# Data Preparation

## 2. Split Text

The clean data contains a little over 150,000 phrase pairs and some of the pairs toward the end of the file are very long.

The complexity of the model increases with the number of examples, length of phrases, and size of the vocabulary.

We will simplify the problem by reducing the dataset to the first 50,000 examples in the file; these will be the shortest phrases in the dataset.
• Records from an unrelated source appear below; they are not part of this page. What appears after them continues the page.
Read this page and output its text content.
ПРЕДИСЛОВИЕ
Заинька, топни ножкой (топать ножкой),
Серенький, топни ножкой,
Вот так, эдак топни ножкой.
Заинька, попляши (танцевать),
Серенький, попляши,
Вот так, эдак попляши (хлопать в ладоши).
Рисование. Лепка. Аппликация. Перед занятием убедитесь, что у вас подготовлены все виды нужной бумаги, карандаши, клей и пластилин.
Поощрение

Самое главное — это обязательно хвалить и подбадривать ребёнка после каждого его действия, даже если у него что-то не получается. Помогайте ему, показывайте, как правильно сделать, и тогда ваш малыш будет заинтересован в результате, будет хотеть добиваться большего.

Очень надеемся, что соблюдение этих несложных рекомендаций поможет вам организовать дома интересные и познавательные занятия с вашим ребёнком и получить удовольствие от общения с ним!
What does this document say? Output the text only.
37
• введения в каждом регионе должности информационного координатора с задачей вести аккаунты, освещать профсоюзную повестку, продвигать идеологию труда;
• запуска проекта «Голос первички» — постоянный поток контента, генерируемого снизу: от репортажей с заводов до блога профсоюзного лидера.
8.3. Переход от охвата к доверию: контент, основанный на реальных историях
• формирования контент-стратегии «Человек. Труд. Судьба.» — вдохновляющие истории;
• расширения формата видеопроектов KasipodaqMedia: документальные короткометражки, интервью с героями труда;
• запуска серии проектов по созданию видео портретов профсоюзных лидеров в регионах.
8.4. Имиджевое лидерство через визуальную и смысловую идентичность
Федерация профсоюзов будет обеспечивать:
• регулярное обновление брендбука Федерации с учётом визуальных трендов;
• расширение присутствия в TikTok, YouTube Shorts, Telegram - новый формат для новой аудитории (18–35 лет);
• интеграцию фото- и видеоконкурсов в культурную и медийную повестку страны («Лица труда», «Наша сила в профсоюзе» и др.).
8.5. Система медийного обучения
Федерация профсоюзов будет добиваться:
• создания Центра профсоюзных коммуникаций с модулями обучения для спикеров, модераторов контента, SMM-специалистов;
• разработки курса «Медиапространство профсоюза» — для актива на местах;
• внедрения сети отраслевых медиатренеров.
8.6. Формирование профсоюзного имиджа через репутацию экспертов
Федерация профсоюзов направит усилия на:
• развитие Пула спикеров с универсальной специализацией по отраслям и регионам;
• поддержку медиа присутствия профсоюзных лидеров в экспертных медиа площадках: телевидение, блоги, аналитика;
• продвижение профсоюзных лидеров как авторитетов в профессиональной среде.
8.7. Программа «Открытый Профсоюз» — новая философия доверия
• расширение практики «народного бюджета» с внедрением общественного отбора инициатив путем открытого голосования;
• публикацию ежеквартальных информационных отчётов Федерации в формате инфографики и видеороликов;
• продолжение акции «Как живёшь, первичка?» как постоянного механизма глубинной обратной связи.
Further, we will then stake the first 45,000 of those as examples for training and the remaining 5,000 examples to test the fit model.

In [1]:
from pickle import load
from pickle import dump
from numpy.random import rand
from numpy.random import shuffle

In [2]:
# load a clean dataset
def load_clean_sentences(fname):
    return load(open(fname, 'rb'))

In [3]:
# save a list of clean sentences to file
def save_clean_data(sentences, fname):
    dump(sentences, open(fname, 'wb'))
    print('Saved: %s' % fname)

In [4]:
# load dataset
raw_dataset = load_clean_sentences('english-german.pkl')

In [7]:
# reduce dataset size
n_sentences = 10000
dataset = raw_dataset[:n_sentences, :]

In [8]:
# random shuffle
shuffle(dataset)

In [9]:
# split into train/test
train, test = dataset[:9000], dataset[9000:]

In [10]:
# save
save_clean_data(dataset, 'english-german-both.pkl')
save_clean_data(train, 'english-german-train.pkl')
save_clean_data(test, 'english-german-test.pkl')
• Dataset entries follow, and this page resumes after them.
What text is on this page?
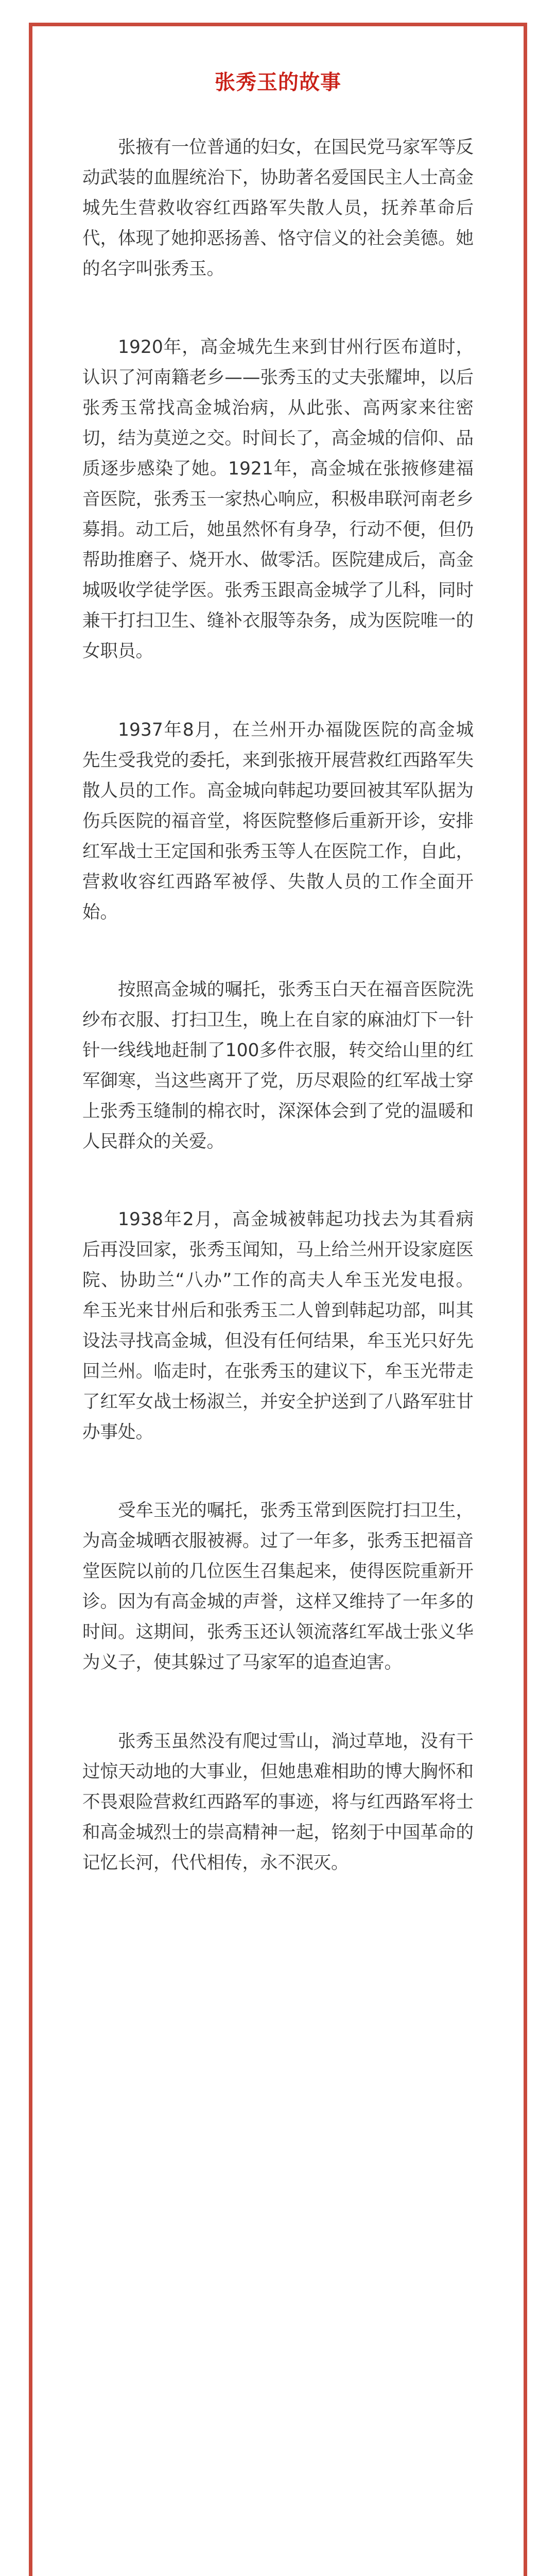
张秀玉的故事

张掖有一位普通的妇女，在国民党马家军等反动武装的血腥统治下，协助著名爱国民主人士高金城先生营救收容红西路军失散人员，抚养革命后代，体现了她抑恶扬善、恪守信义的社会美德。她的名字叫张秀玉。

1920年，高金城先生来到甘州行医布道时，认识了河南籍老乡——张秀玉的丈夫张耀坤，以后张秀玉常找高金城治病，从此张、高两家来往密切，结为莫逆之交。时间长了，高金城的信仰、品质逐步感染了她。1921年，高金城在张掖修建福音医院，张秀玉一家热心响应，积极串联河南老乡募捐。动工后，她虽然怀有身孕，行动不便，但仍帮助推磨子、烧开水、做零活。医院建成后，高金城吸收学徒学医。张秀玉跟高金城学了儿科，同时兼干打扫卫生、缝补衣服等杂务，成为医院唯一的女职员。

1937年8月，在兰州开办福陇医院的高金城先生受我党的委托，来到张掖开展营救红西路军失散人员的工作。高金城向韩起功要回被其军队据为伤兵医院的福音堂，将医院整修后重新开诊，安排红军战士王定国和张秀玉等人在医院工作，自此，营救收容红西路军被俘、失散人员的工作全面开始。

按照高金城的嘱托，张秀玉白天在福音医院洗纱布衣服、打扫卫生，晚上在自家的麻油灯下一针针一线线地赶制了100多件衣服，转交给山里的红军御寒，当这些离开了党，历尽艰险的红军战士穿上张秀玉缝制的棉衣时，深深体会到了党的温暖和人民群众的关爱。

1938年2月，高金城被韩起功找去为其看病后再没回家，张秀玉闻知，马上给兰州开设家庭医院、协助兰“八办”工作的高夫人牟玉光发电报。牟玉光来甘州后和张秀玉二人曾到韩起功部，叫其设法寻找高金城，但没有任何结果，牟玉光只好先回兰州。临走时，在张秀玉的建议下，牟玉光带走了红军女战士杨淑兰，并安全护送到了八路军驻甘办事处。

受牟玉光的嘱托，张秀玉常到医院打扫卫生，为高金城晒衣服被褥。过了一年多，张秀玉把福音堂医院以前的几位医生召集起来，使得医院重新开诊。因为有高金城的声誉，这样又维持了一年多的时间。这期间，张秀玉还认领流落红军战士张义华为义子，使其躲过了马家军的追查迫害。

张秀玉虽然没有爬过雪山，淌过草地，没有干过惊天动地的大事业，但她患难相助的博大胸怀和不畏艰险营救红西路军的事迹，将与红西路军将士和高金城烈士的崇高精神一起，铭刻于中国革命的记忆长河，代代相传，永不泯灭。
Saved: english-german-both.pkl
Saved: english-german-train.pkl
Saved: english-german-test.pkl


In [11]:
train[0:10]

array([['im helping you', 'ich helfe dir'],
       ['it wasnt ours', 'es war nicht unseres'],
       ['tom walked into the bar', 'tom ging in die kneipe'],
       ['he has an eye for art', 'er hat einen blick fur kunst'],
       ['do you use aftershave', 'benutzen sie aftershave'],
       ['i said drop your weapon',
        'ich sagte lassen sie die waffe fallen'],
       ['ill stop by later', 'ich komme spater vorbei'],
       ['do you happen to know tom', 'kennen sie zufalligerweise tom'],
       ['he sketched an apple', 'er zeichnete einen apfel'],
       ['tom has ocd', 'tom leidet an einer zwangserkrankung']],
      dtype='<U370')

In [12]:
test[0:10]

array([['i truly loved her', 'ich liebte sie wirklich'],
       ['are you a good dancer', 'sind sie ein guter tanzer'],
       ['do you know that person', 'kennst du diese person'],
       ['im over eighteen', 'ich bin uber'],
       ['whats wrong', 'was ist das problem'],
       ['i decided to try again',
        'ich habe beschlossen es noch einmal zu versuchen'],
       ['tom is unmerciful', 'tom ist umbarmherzig'],
       ['are you writing a letter', 'schreibst du einen brief'],
       ['that was loud', 'das war laut'],
       ['when can i visit you', 'wann kann ich euch besuchen']],
      dtype='<U370')

the english-german-both.pkl that contains all of the train and test examples that we can use to define the parameters of the problem, such as max phrase lengths and the vocabulary, and the english-german-train.pkl and english-german-test.pkl files for the train and test dataset.